Франклин Рузвельт. Человек и политик (с иллюстрациями) - Бернс Джеймс Макгрегор. Страница 122
В то время как основные задачи президента по увеличению налогов на высокие доходы оставались нереализованными, конгресс, казалось, утомили собственные выпады против ограничений размеров зарплаты и взимания налогов по мере поступления доходов. Администрация тоже утомлена и расколота. Моргентау болезненно воспринимал, что глава Агентства военной мобилизации Бирнс и директор Комитета военной мобилизации Винсон выдвигались на ведущую роль в налоговой политике. Он обратился с протестом по этому поводу к Рузвельту; тот ответил, что налоги составляют часть общей фискальной ситуации и министр финансов должен контактировать непосредственно с Бирнсом, без посредничества президента. По мере того как «кухонный кабинет» в составе Бирнса и Винсона продолжал вести переговоры с законодателями на Капитолийском холме, Моргентау кипел негодованием. С президентом все совершенно ясно, говорил он своим сотрудникам. Политики, занимающие «там, в Белом доме, левый фланг», пытаются устроить шоу, но, если оно им удастся, ответственность за него ляжет на них. Это кучка амбициозных политиков, махинаторов и мошенников. Он поручил своим сотрудникам подготовить письмо президенту, в котором подчеркивалось, что глава исполнительной власти, как должностное лицо, несет ответственность за налоговую политику. Он высказал это прямо, без обиняков.

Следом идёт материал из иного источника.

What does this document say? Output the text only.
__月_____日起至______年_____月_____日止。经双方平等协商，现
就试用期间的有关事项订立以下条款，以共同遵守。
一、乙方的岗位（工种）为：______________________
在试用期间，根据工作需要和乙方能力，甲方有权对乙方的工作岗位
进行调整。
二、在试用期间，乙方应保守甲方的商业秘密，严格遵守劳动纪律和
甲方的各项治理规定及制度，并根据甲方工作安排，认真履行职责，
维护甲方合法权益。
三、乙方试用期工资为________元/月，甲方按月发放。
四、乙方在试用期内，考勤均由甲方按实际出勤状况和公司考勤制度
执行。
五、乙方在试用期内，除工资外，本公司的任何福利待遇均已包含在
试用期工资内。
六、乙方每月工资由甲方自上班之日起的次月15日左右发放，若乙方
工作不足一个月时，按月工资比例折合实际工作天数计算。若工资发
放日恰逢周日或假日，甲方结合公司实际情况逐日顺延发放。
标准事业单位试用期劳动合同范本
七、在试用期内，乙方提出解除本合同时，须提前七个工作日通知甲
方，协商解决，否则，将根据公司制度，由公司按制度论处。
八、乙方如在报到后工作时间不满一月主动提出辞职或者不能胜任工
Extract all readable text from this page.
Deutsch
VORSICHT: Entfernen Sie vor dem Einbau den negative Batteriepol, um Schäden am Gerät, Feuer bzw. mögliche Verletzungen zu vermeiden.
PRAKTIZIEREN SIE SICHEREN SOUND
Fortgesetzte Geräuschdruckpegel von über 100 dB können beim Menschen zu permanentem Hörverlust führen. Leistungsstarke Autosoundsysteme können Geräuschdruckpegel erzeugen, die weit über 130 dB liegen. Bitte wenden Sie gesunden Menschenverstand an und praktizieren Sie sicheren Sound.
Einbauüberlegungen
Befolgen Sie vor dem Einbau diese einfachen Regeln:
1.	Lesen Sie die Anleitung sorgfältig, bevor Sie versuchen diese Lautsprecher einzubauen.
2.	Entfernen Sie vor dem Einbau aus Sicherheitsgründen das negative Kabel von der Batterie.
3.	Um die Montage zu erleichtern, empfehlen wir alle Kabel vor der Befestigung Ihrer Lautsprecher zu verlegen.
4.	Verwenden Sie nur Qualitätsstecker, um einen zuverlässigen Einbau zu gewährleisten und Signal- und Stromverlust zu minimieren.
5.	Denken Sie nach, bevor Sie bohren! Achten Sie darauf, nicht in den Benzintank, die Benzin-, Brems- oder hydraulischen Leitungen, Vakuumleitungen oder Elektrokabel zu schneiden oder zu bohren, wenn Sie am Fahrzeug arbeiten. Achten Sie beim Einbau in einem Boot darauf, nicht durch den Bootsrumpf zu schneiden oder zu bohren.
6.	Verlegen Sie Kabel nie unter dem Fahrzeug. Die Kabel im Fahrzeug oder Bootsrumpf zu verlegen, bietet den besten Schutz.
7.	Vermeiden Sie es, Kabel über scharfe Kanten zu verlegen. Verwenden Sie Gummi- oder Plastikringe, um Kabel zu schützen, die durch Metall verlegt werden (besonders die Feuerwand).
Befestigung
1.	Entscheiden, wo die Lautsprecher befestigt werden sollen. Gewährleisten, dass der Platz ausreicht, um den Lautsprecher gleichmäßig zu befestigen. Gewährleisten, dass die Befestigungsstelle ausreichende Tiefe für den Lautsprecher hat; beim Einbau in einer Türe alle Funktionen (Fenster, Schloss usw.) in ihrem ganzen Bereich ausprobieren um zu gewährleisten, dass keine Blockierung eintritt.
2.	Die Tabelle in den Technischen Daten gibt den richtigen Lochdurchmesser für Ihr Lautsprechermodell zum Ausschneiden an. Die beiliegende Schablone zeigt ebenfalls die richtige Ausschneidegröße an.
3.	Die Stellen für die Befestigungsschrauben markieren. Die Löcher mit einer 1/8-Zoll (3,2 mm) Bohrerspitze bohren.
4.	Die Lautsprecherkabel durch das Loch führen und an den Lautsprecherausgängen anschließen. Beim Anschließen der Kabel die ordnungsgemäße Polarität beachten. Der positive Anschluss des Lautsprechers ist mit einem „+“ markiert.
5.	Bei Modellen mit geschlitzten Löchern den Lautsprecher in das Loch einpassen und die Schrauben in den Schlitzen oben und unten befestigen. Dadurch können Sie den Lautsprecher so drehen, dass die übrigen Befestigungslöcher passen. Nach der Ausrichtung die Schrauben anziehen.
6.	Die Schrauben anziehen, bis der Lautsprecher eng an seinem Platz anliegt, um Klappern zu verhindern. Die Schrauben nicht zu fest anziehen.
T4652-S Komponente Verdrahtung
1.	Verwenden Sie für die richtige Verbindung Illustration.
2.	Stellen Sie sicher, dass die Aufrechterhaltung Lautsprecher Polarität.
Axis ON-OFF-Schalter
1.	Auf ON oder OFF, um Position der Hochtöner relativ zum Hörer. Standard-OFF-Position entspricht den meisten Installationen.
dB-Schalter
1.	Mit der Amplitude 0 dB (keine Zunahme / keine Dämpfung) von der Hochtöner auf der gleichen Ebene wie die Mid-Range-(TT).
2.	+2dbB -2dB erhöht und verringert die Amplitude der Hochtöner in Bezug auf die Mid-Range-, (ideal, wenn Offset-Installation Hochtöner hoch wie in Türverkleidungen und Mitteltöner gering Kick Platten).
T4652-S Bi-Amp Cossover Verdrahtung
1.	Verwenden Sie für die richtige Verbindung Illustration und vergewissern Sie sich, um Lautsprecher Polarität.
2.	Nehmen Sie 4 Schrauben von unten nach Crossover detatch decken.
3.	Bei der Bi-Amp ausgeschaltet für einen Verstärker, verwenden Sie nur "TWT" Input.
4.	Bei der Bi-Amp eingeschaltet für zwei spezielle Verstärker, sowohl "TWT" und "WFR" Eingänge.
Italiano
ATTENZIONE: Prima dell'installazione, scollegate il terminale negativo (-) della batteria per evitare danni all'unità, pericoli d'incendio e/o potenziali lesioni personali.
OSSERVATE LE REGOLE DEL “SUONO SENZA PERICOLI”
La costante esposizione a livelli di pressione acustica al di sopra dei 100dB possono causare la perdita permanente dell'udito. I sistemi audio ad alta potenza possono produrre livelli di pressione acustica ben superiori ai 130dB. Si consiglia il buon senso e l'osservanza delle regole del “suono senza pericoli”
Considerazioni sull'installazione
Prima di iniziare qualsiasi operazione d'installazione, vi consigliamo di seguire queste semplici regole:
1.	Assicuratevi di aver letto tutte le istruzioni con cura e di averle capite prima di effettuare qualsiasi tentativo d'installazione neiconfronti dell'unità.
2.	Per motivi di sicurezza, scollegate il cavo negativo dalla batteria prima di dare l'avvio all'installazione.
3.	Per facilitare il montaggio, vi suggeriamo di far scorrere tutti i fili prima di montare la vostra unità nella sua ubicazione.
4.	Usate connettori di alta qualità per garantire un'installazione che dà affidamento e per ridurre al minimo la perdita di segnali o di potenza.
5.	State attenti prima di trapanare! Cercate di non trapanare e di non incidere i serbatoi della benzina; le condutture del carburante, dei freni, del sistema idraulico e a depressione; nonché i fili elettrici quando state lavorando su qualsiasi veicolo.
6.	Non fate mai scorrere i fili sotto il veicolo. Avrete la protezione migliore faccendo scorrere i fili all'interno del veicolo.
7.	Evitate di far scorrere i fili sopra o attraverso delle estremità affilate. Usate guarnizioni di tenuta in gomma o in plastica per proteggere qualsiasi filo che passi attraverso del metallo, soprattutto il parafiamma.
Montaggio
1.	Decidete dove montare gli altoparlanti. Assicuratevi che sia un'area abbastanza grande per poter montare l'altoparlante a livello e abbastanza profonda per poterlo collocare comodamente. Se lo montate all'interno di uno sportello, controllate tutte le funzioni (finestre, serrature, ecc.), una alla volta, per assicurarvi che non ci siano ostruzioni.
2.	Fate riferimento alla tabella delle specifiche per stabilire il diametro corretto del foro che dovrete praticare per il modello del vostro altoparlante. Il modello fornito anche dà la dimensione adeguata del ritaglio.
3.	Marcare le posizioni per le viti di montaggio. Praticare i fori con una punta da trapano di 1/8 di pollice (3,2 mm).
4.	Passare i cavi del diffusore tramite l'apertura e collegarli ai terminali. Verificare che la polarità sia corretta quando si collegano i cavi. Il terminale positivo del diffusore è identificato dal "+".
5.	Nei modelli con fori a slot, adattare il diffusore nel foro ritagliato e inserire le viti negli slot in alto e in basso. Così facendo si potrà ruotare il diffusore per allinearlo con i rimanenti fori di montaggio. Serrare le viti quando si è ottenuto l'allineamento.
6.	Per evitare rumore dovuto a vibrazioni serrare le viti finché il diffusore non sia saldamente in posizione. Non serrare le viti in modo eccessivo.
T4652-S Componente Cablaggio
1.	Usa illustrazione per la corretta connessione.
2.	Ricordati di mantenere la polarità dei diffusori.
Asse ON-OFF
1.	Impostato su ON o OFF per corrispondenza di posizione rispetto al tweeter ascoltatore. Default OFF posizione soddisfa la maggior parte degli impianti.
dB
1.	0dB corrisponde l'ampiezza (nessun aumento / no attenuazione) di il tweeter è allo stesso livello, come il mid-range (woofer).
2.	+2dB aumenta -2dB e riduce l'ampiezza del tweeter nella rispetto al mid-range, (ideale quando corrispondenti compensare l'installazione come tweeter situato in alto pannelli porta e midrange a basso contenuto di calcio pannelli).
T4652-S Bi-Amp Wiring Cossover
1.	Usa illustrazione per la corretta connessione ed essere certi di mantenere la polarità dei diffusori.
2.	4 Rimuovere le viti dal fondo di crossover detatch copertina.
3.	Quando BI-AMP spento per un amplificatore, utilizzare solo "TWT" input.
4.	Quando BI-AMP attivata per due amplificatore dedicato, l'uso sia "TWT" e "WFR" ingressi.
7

«Генри, — отозвался в ответном письме президент, — сейчас жара и я уезжаю на рыбалку. Отказываюсь воспринимать всерьез твои попытки искать злодейство там, где его нет».
Вскоре после этого президент в беседе с Моргентау заверил министра, что он остается первым лицом в налоговой политике, и напомнил, что хочет дополнительных поступлений от налогов в сумме 12 миллиардов долларов. Президент порекомендовал Моргентау предложить конгрессу различные проекты налоговых сборов на общую сумму 18 миллиардов долларов и оставить на усмотрение конгресса любую комбинацию мер, дающих искомую сумму. Однако он не стал подписывать меморандум на этот счет, адресованный Бирнсу и Винсону.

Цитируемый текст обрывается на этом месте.